Com cerca de 300 páginas na primeira edição (e mais na segunda, que inclui respostas a críticas), o livro é denso, escrito em um estilo filosófico e teológico que pode ser desafiador para leitores não familiarizados com o tema. Ele é claramente voltado para católicos tradicionalistas, especialmente aqueles simpáticos ao sedevacantismo, mas também busca dialogar com quem deseja entender a crise sob uma perspectiva histórica e profética. A obra gerou controvérsia: foi elogiada por alguns como uma análise corajosa e erudita, mas ignorada por muitos jornalistas e refutada por teólogos como Cyrille Dounot, que a criticaram por sua metodologia e conclusões radicais. Hecquard respondeu a essas críticas na segunda edição, reforçando seus argumentos com mais fontes e reflexões.

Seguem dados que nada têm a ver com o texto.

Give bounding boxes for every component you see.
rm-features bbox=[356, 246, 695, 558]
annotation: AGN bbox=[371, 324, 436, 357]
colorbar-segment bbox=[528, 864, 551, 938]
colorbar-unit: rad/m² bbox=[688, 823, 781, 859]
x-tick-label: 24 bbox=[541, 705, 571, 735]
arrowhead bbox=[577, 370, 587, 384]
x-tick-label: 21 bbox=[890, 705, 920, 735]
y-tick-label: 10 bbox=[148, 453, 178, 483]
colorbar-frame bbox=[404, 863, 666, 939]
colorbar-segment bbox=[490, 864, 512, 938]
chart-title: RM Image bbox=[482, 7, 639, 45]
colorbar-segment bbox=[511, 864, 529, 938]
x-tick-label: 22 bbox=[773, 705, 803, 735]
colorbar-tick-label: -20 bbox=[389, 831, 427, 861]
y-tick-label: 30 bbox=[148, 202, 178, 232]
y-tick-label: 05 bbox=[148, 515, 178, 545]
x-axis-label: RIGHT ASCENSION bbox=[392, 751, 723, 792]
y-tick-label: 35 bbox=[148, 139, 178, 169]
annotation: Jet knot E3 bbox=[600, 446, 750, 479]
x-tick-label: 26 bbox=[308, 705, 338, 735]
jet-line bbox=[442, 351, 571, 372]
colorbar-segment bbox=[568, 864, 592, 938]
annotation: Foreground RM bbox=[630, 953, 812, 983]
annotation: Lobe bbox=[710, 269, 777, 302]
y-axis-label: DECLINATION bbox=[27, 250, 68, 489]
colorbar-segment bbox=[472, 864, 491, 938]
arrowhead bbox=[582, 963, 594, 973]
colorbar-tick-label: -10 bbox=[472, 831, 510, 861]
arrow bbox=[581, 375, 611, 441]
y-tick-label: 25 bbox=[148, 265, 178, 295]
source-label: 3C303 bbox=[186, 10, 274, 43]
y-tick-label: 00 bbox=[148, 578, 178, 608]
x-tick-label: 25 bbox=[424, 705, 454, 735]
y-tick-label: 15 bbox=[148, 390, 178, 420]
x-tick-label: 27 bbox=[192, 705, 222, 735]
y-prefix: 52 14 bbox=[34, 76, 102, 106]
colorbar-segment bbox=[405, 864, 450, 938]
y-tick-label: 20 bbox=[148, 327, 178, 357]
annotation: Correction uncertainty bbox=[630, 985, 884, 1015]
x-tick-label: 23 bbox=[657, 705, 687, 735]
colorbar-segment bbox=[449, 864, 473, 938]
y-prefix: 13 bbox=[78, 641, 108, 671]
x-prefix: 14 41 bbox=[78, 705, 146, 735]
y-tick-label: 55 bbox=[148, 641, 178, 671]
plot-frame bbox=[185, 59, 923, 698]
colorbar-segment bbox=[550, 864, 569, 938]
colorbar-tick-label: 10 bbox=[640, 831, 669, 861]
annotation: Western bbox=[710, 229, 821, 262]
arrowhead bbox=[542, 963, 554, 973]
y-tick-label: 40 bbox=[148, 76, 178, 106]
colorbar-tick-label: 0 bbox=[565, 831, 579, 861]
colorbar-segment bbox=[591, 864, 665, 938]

Em suma, "A Crise da Autoridade na Igreja" é um convite à reflexão sobre o estado atual da Igreja Católica, combinando uma crítica teológica rigorosa com uma visão apocalíptica que conecta o presente às Escrituras. Para Hecquard, a crise é um sinal dos tempos, e a resposta dos fiéis deve ser a fidelidade à tradição em meio ao caos. Seja visto como um alerta profético ou uma tese polêmica, o livro se destaca como uma contribuição significativa ao debate sobre a autoridade na Igreja pós-Vaticano II.
Biografia
Maxence Hecquard é um filósofo, escritor e acadêmico francês, conhecido por suas obras que combinam teologia, filosofia política e crítica cultural. Formado pela prestigiada ESSEC Business School e pela Faculdade de Direito da Universidade Panthéon-Assas (Paris II), ele também possui uma sólida formação em filosofia, influenciada por seu mentor, o filósofo Pierre Magnard. Além de sua carreira intelectual, Hecquard é um homem de negócios, tendo trabalhado e vivido em cidades como Tóquio, Buenos Aires e Londres, o que enriqueceu sua perspectiva global. Católico tradicionalista, ele colabora com revistas especializadas e é autor de livros como Os Fundamentos Filosóficos da Democracia Moderna (2007, revisado em 2016) e A Crise da Autoridade na Igreja (2019, ampliado em 2023), publicados pela editora Pierre-Guillaume de Roux. Suas obras refletem uma visão crítica do modernismo e das reformas pós-Vaticano II, defendendo a tradição católica com base em argumentos teológicos e históricos.